Several splice variants have been associated with different hallmarks of cancer, including initiation, progression, and metastasis. In Table 1, we highlight some of the most relevant AS events in cancer-associated genes involved in different steps of oncogenic transformation, as well as the types of cancer they are most often associated with. Other examples were listed in a recent review [61].
Table 1. Tumor-associated AS variants and the respective cancer-promoting process.

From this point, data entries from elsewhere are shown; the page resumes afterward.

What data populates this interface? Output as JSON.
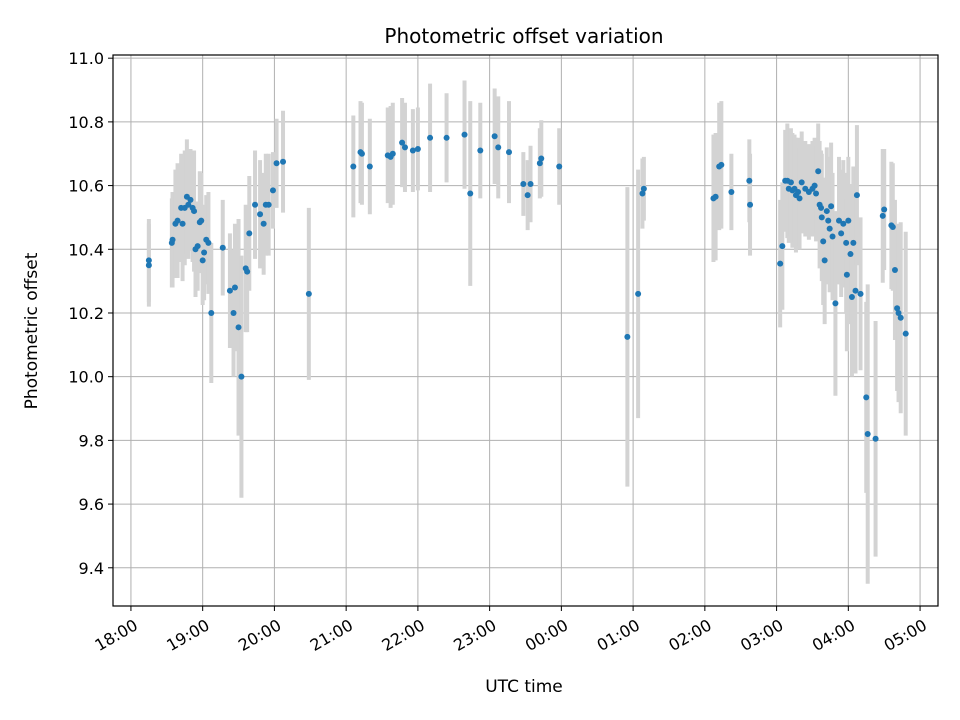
{
  "chart_data": {
    "type": "scatter",
    "title": "Photometric offset variation",
    "xlabel": "UTC time",
    "ylabel": "Photometric offset",
    "x_unit": "hours after 18:00 UTC",
    "xlim": [
      -0.25,
      11.25
    ],
    "ylim": [
      9.28,
      11.01
    ],
    "x_ticks": [
      {
        "value": 0,
        "label": "18:00"
      },
      {
        "value": 1,
        "label": "19:00"
      },
      {
        "value": 2,
        "label": "20:00"
      },
      {
        "value": 3,
        "label": "21:00"
      },
      {
        "value": 4,
        "label": "22:00"
      },
      {
        "value": 5,
        "label": "23:00"
      },
      {
        "value": 6,
        "label": "00:00"
      },
      {
        "value": 7,
        "label": "01:00"
      },
      {
        "value": 8,
        "label": "02:00"
      },
      {
        "value": 9,
        "label": "03:00"
      },
      {
        "value": 10,
        "label": "04:00"
      },
      {
        "value": 11,
        "label": "05:00"
      }
    ],
    "y_ticks": [
      {
        "value": 9.4,
        "label": "9.4"
      },
      {
        "value": 9.6,
        "label": "9.6"
      },
      {
        "value": 9.8,
        "label": "9.8"
      },
      {
        "value": 10.0,
        "label": "10.0"
      },
      {
        "value": 10.2,
        "label": "10.2"
      },
      {
        "value": 10.4,
        "label": "10.4"
      },
      {
        "value": 10.6,
        "label": "10.6"
      },
      {
        "value": 10.8,
        "label": "10.8"
      },
      {
        "value": 11.0,
        "label": "11.0"
      }
    ],
    "grid": true,
    "colors": {
      "marker": "#1f77b4",
      "errorbar": "#d3d3d3",
      "grid": "#b0b0b0",
      "axis": "#000000"
    },
    "points": [
      [
        0.25,
        10.365,
        0.13
      ],
      [
        0.25,
        10.35,
        0.13
      ],
      [
        0.57,
        10.42,
        0.14
      ],
      [
        0.58,
        10.43,
        0.15
      ],
      [
        0.62,
        10.48,
        0.17
      ],
      [
        0.65,
        10.49,
        0.18
      ],
      [
        0.7,
        10.53,
        0.17
      ],
      [
        0.72,
        10.48,
        0.18
      ],
      [
        0.75,
        10.53,
        0.18
      ],
      [
        0.78,
        10.565,
        0.18
      ],
      [
        0.8,
        10.54,
        0.17
      ],
      [
        0.83,
        10.555,
        0.16
      ],
      [
        0.86,
        10.53,
        0.17
      ],
      [
        0.88,
        10.52,
        0.19
      ],
      [
        0.9,
        10.4,
        0.15
      ],
      [
        0.93,
        10.41,
        0.14
      ],
      [
        0.96,
        10.485,
        0.16
      ],
      [
        0.98,
        10.49,
        0.15
      ],
      [
        1.0,
        10.365,
        0.14
      ],
      [
        1.02,
        10.39,
        0.15
      ],
      [
        1.05,
        10.43,
        0.14
      ],
      [
        1.08,
        10.42,
        0.16
      ],
      [
        1.12,
        10.2,
        0.22
      ],
      [
        1.28,
        10.405,
        0.15
      ],
      [
        1.38,
        10.27,
        0.18
      ],
      [
        1.43,
        10.2,
        0.2
      ],
      [
        1.45,
        10.28,
        0.2
      ],
      [
        1.5,
        10.155,
        0.34
      ],
      [
        1.54,
        10.0,
        0.38
      ],
      [
        1.6,
        10.34,
        0.2
      ],
      [
        1.62,
        10.33,
        0.19
      ],
      [
        1.65,
        10.45,
        0.18
      ],
      [
        1.73,
        10.54,
        0.17
      ],
      [
        1.8,
        10.51,
        0.17
      ],
      [
        1.85,
        10.48,
        0.16
      ],
      [
        1.88,
        10.54,
        0.16
      ],
      [
        1.92,
        10.54,
        0.16
      ],
      [
        1.98,
        10.585,
        0.12
      ],
      [
        2.03,
        10.67,
        0.14
      ],
      [
        2.12,
        10.675,
        0.16
      ],
      [
        2.48,
        10.26,
        0.27
      ],
      [
        3.1,
        10.66,
        0.16
      ],
      [
        3.2,
        10.705,
        0.16
      ],
      [
        3.22,
        10.7,
        0.16
      ],
      [
        3.33,
        10.66,
        0.15
      ],
      [
        3.58,
        10.695,
        0.15
      ],
      [
        3.62,
        10.69,
        0.16
      ],
      [
        3.65,
        10.7,
        0.16
      ],
      [
        3.78,
        10.735,
        0.14
      ],
      [
        3.82,
        10.72,
        0.14
      ],
      [
        3.93,
        10.71,
        0.13
      ],
      [
        4.0,
        10.715,
        0.13
      ],
      [
        4.17,
        10.75,
        0.17
      ],
      [
        4.4,
        10.75,
        0.14
      ],
      [
        4.65,
        10.76,
        0.17
      ],
      [
        4.73,
        10.575,
        0.29
      ],
      [
        4.87,
        10.71,
        0.15
      ],
      [
        5.07,
        10.755,
        0.15
      ],
      [
        5.12,
        10.72,
        0.16
      ],
      [
        5.27,
        10.705,
        0.16
      ],
      [
        5.47,
        10.605,
        0.1
      ],
      [
        5.53,
        10.57,
        0.11
      ],
      [
        5.57,
        10.605,
        0.12
      ],
      [
        5.7,
        10.67,
        0.11
      ],
      [
        5.72,
        10.685,
        0.12
      ],
      [
        5.97,
        10.66,
        0.12
      ],
      [
        6.92,
        10.125,
        0.47
      ],
      [
        7.07,
        10.26,
        0.39
      ],
      [
        7.13,
        10.575,
        0.11
      ],
      [
        7.15,
        10.59,
        0.1
      ],
      [
        8.12,
        10.56,
        0.2
      ],
      [
        8.15,
        10.565,
        0.2
      ],
      [
        8.2,
        10.66,
        0.2
      ],
      [
        8.23,
        10.665,
        0.2
      ],
      [
        8.37,
        10.58,
        0.12
      ],
      [
        8.62,
        10.615,
        0.13
      ],
      [
        8.63,
        10.54,
        0.16
      ],
      [
        9.05,
        10.355,
        0.2
      ],
      [
        9.08,
        10.41,
        0.2
      ],
      [
        9.12,
        10.615,
        0.16
      ],
      [
        9.15,
        10.615,
        0.18
      ],
      [
        9.17,
        10.59,
        0.17
      ],
      [
        9.2,
        10.61,
        0.17
      ],
      [
        9.22,
        10.585,
        0.18
      ],
      [
        9.25,
        10.59,
        0.17
      ],
      [
        9.27,
        10.57,
        0.18
      ],
      [
        9.3,
        10.58,
        0.17
      ],
      [
        9.32,
        10.56,
        0.16
      ],
      [
        9.35,
        10.61,
        0.16
      ],
      [
        9.4,
        10.59,
        0.15
      ],
      [
        9.45,
        10.58,
        0.15
      ],
      [
        9.5,
        10.59,
        0.15
      ],
      [
        9.53,
        10.6,
        0.15
      ],
      [
        9.55,
        10.575,
        0.15
      ],
      [
        9.58,
        10.645,
        0.15
      ],
      [
        9.6,
        10.54,
        0.2
      ],
      [
        9.62,
        10.53,
        0.18
      ],
      [
        9.63,
        10.5,
        0.2
      ],
      [
        9.65,
        10.425,
        0.2
      ],
      [
        9.67,
        10.365,
        0.2
      ],
      [
        9.7,
        10.52,
        0.2
      ],
      [
        9.72,
        10.49,
        0.2
      ],
      [
        9.74,
        10.465,
        0.2
      ],
      [
        9.76,
        10.535,
        0.2
      ],
      [
        9.78,
        10.44,
        0.2
      ],
      [
        9.82,
        10.23,
        0.29
      ],
      [
        9.87,
        10.49,
        0.2
      ],
      [
        9.9,
        10.45,
        0.2
      ],
      [
        9.93,
        10.48,
        0.2
      ],
      [
        9.97,
        10.42,
        0.22
      ],
      [
        9.98,
        10.32,
        0.24
      ],
      [
        10.0,
        10.49,
        0.2
      ],
      [
        10.03,
        10.385,
        0.22
      ],
      [
        10.05,
        10.25,
        0.25
      ],
      [
        10.07,
        10.42,
        0.24
      ],
      [
        10.1,
        10.27,
        0.26
      ],
      [
        10.12,
        10.57,
        0.22
      ],
      [
        10.17,
        10.26,
        0.24
      ],
      [
        10.25,
        9.935,
        0.3
      ],
      [
        10.27,
        9.82,
        0.47
      ],
      [
        10.38,
        9.805,
        0.37
      ],
      [
        10.48,
        10.505,
        0.21
      ],
      [
        10.5,
        10.525,
        0.19
      ],
      [
        10.6,
        10.475,
        0.2
      ],
      [
        10.62,
        10.47,
        0.2
      ],
      [
        10.65,
        10.335,
        0.22
      ],
      [
        10.68,
        10.215,
        0.26
      ],
      [
        10.7,
        10.2,
        0.28
      ],
      [
        10.73,
        10.185,
        0.3
      ],
      [
        10.8,
        10.135,
        0.32
      ]
    ]
  }
}
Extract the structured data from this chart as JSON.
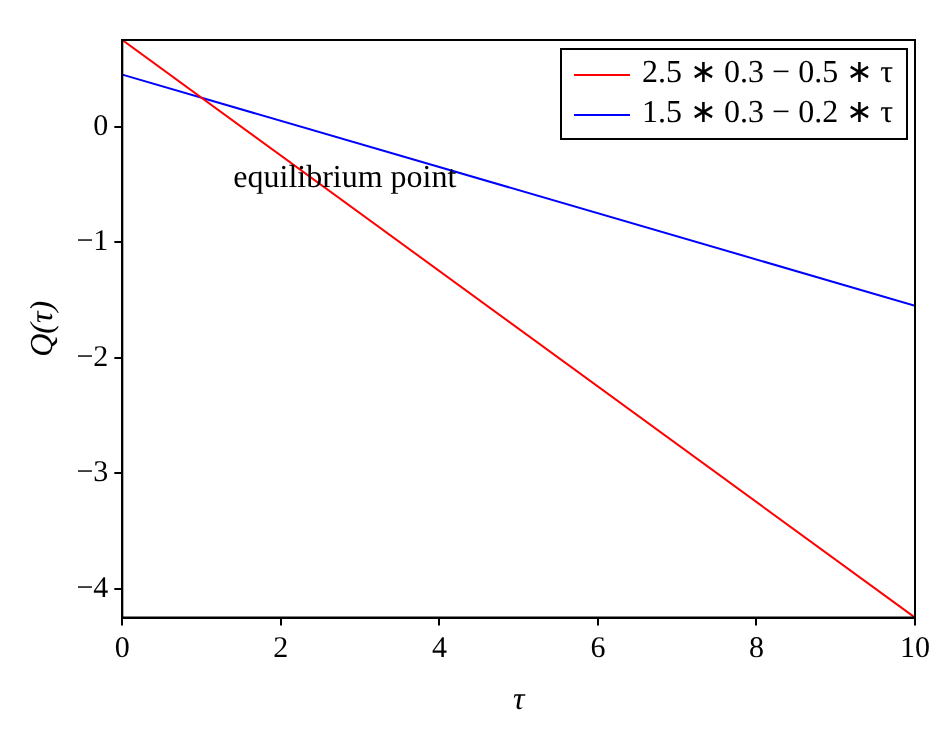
{
  "chart_data": {
    "type": "line",
    "xlabel": "τ",
    "ylabel": "Q(τ)",
    "x": [
      0,
      10
    ],
    "series": [
      {
        "name": "2.5 ∗ 0.3 − 0.5 ∗ τ",
        "color": "#ff0000",
        "values": [
          0.75,
          -4.25
        ]
      },
      {
        "name": "1.5 ∗ 0.3 − 0.2 ∗ τ",
        "color": "#0000ff",
        "values": [
          0.45,
          -1.55
        ]
      }
    ],
    "xlim": [
      0,
      10
    ],
    "xticks": [
      0,
      2,
      4,
      6,
      8,
      10
    ],
    "ylim": [
      -4.25,
      0.75
    ],
    "yticks": [
      -4,
      -3,
      -2,
      -1,
      0
    ],
    "grid": false,
    "legend": "top right",
    "marker": "none",
    "line_style": "solid",
    "annotations": [
      "equilibrium point"
    ]
  }
}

Gene | Splicing Event | Biological Function | Cancer Types | References |
---|---|---|---|---|
BCL2L1 | 5′ alternative splice site usage in exon 2 | Bcl-xL inhibits apoptosis | Lymphoma, glioma, breast, prostate, and liver cancer | [62][63][64][65][66] |
MKNK2 | Skipping of exon 14a and inclusion of exon 14b | MNK2b acts p38-MAPK-independent and promotes cell growth | Breast, colon, and lung cancer | [39][67][68] |
PKM | Skipping of exon 9 and inclusion of exon 10 | PKM2 stimulates aerobic glycolysis | Ovarian, gastric, liver, and colon cancer | [69][70][71][72] |
MST1R (RON) | Skipping of exon 11 | RONΔex11 induces cell motility and invasion | Colon, ovarian, brain, lung, and gastric cancer | [73][74][75][76][77] |
RPS6KB1 | Inclusion of three cassette exons 6a, 6b, and 6c with a PTC in exon 6c | RPS6KB1-2 promotes cell proliferation and tumor growth | Breast and lung cancer | [78][79] |
CCND1 | 5′ alternative splice site usage in exon 4 introduces a PTC | Cyclin D1b induces invasion and metastasis | Breast, lung, and prostate cancer | [80][81][82] |
VEGFA | Alternative 3′ splice site in exon 8 | VEGFA165 has pro-angiogenic activity | Colon, prostate, renal, and skin cancer | [83][84][85][86] |
CEACAM1 | Inclusion of exon 7 | CEACAM1-L accelerates metastasis progression | Colon cancer and metastatic melanoma | [87][88] |
CD44 | Inclusion of variable exon 6 | CD44-v6 induces migration and expression of mesenchymal markers | Colon cancer | [89][90][91] |
RAC1 | Inclusion of exon 3b | RAC1B increases cell survival and transformation | Colon, pancreas, thyroid, breast, and lung cancer | [58][92][93][94][95][96][97] |
EGFR | Skipping of exon 4 | de4-EGFR promotes malignant transformation as constitutively active receptor variant | Glioma, prostate, and ovarian cancer | [98][99][100] |
KLF6 | 5′ alternative splice site usage in exon 2 | KLF6-SV1 lacks nuclear localization and contributes to mesenchymal phenotype | Breast, lung, pancreatic, prostate, and liver cancer | [101][102][103][104][105] |
CTTN | Inclusion of exon 11 | Cortactin isoform-a increases cell migration | Colorectal cancer | [106] |
FAK | Deletion of exon 26 | The −26-exon FAK isoform is caspase-resistant and inhibits apoptosis | Breast cancer | [107] |
The listed genes are B-cell CLL/lymphoma 2-like 1 (BCL2L1), MAPK interacting serine/threonine kinase 2 (MKNK2), pyruvate kinase M (PKM), macrophage stimulating 1 receptor (MST1R), ribosomal protein S6 kinase B1 (RPS6KB1), cyclin D1 (CCND1), vascular endothelial growth factor A (VEGFA), CEA cell adhesion molecule 1 (CEACAM1), clusters of differentiation 44 (CD44), ras-related C3 botulinum toxin substrate 1 (RAC1), epidermal growth factor receptor (EGFR), Krüppel-like factor 6 (KLF6), cortactin (CTTN), and focal adhesion kinase (FAK); (PTC—premature termination codon).